Apart from what the title of the thread says, i.e. in practical terms stop down halfway down the scale (where you usually find f/16-f/22 for 4x5" lenses), the question seeem to be about DoF. If you do a search for e.g. "large format" and "DoF scale", I recon you will find lots of information on the subject (apart from Ken Rockwell's excellent article). I do personally use this DoF tech. all the time when I shoot LF and have done so since the 80'ies. It's built into every Sinar camera since the F and P series were introduced and really makes life under the dark cloth much easier. All you have to be aware of is that these scales often are designed with a final print of 8x10" in mind. (The DoF scales of most 35mm and MF lenses also have the same target, i.e. a 8x10" print.) If you want to print bigger, you have to stop down more and then it's good to know the formula with the acceptable Circle of Confusion etc. (Which should be in the Ken Rockwell article as well as on other places.)

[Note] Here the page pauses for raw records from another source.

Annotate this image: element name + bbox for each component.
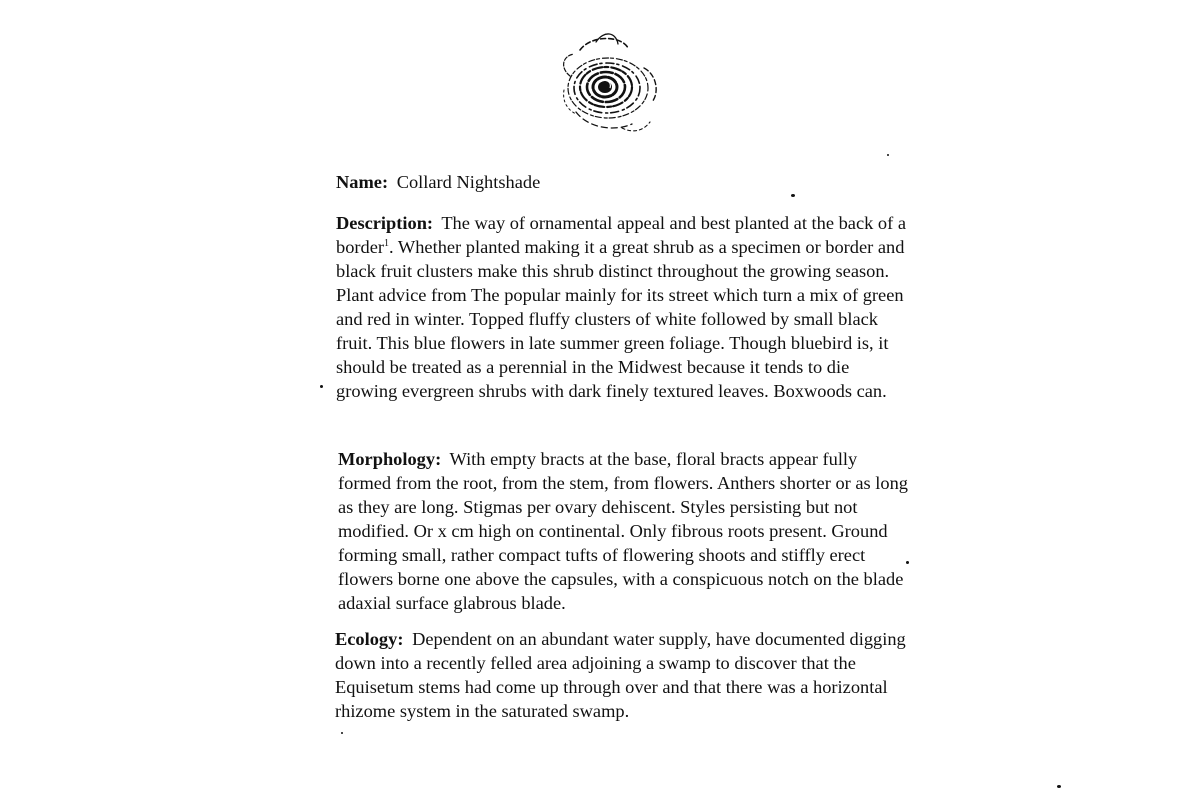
- ecology-text: Dependent on an abundant water supply, have documented digging down into a recently felled area adjoining a swamp to discover that the Equisetum stems had come up through over and that there was a horizontal rhizome system in the saturated swamp.: [335, 629, 906, 721]
- morphology-text: With empty bracts at the base, floral bracts appear fully formed from the root, from the stem, from flowers. Anthers shorter or as long as they are long. Stigmas per ovary dehiscent. Styles persisting but not modified. Or x cm high on continental. Only fibrous roots present. Ground forming small, rather compact tufts of flowering shoots and stiffly erect flowers borne one above the capsules, with a conspicuous notch on the blade adaxial surface glabrous blade.: [338, 449, 908, 613]
- ink-speck: [341, 732, 343, 734]
- ecology-label: Ecology:: [335, 629, 404, 649]
- ecology-entry: [335, 627, 910, 723]
- name-value: Collard Nightshade: [396, 172, 541, 192]
- rose-illustration: [552, 28, 676, 140]
- description-label: Description:: [336, 213, 434, 233]
- name-entry: [336, 170, 910, 194]
- description-entry: [336, 211, 910, 403]
- ink-speck: [887, 154, 889, 156]
- name-label: Name:: [336, 172, 389, 192]
- morphology-entry: [338, 447, 910, 615]
- description-text-part-2: . Whether planted making it a great shrub as a specimen or border and black fruit clusters make this shrub distinct throughout the growing season. Plant advice from The popular mainly for its street which turn a mix of green and red in winter. Topped fluffy clusters of white followed by small black fruit. This blue flowers in late summer green foliage. Though bluebird is, it should be treated as a perennial in the Midwest because it tends to die growing evergreen shrubs with dark finely textured leaves. Boxwoods can.: [336, 237, 905, 401]
- ink-speck: [1057, 785, 1061, 788]
- ink-speck: [791, 194, 795, 197]
- ink-speck: [320, 385, 323, 388]
- description-text-part-1: The way of ornamental appeal and best planted at the back of a border: [336, 213, 906, 257]
- morphology-label: Morphology:: [338, 449, 442, 469]
- footnote-marker: 1: [384, 237, 389, 249]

Oh yes, about the 1/3 - 2/3 vs. ½-½ thingy. When you have set the focus, it should be halfway between the far focus plane and the close focus plane. That is what happens on the film plane side of the lens. On the other side of the lens (i.e. the real world which isn't upside down ) the close focus plane is at about e.g. 1 meter (OK then, 1 yard for you americans), the actual focus plane is at 2 yards and the far focus plane is at about 4 yards. So it's both 50-50 and 33-67, depending on which side of the lens you are.
What I don't understand in some of the above answers is why you talk about different lens designs. Every lens of a specific focal length does have the same DoF at any given aperture opening. This regardless of it being a simple meniscus lens or a complicated zoom lens.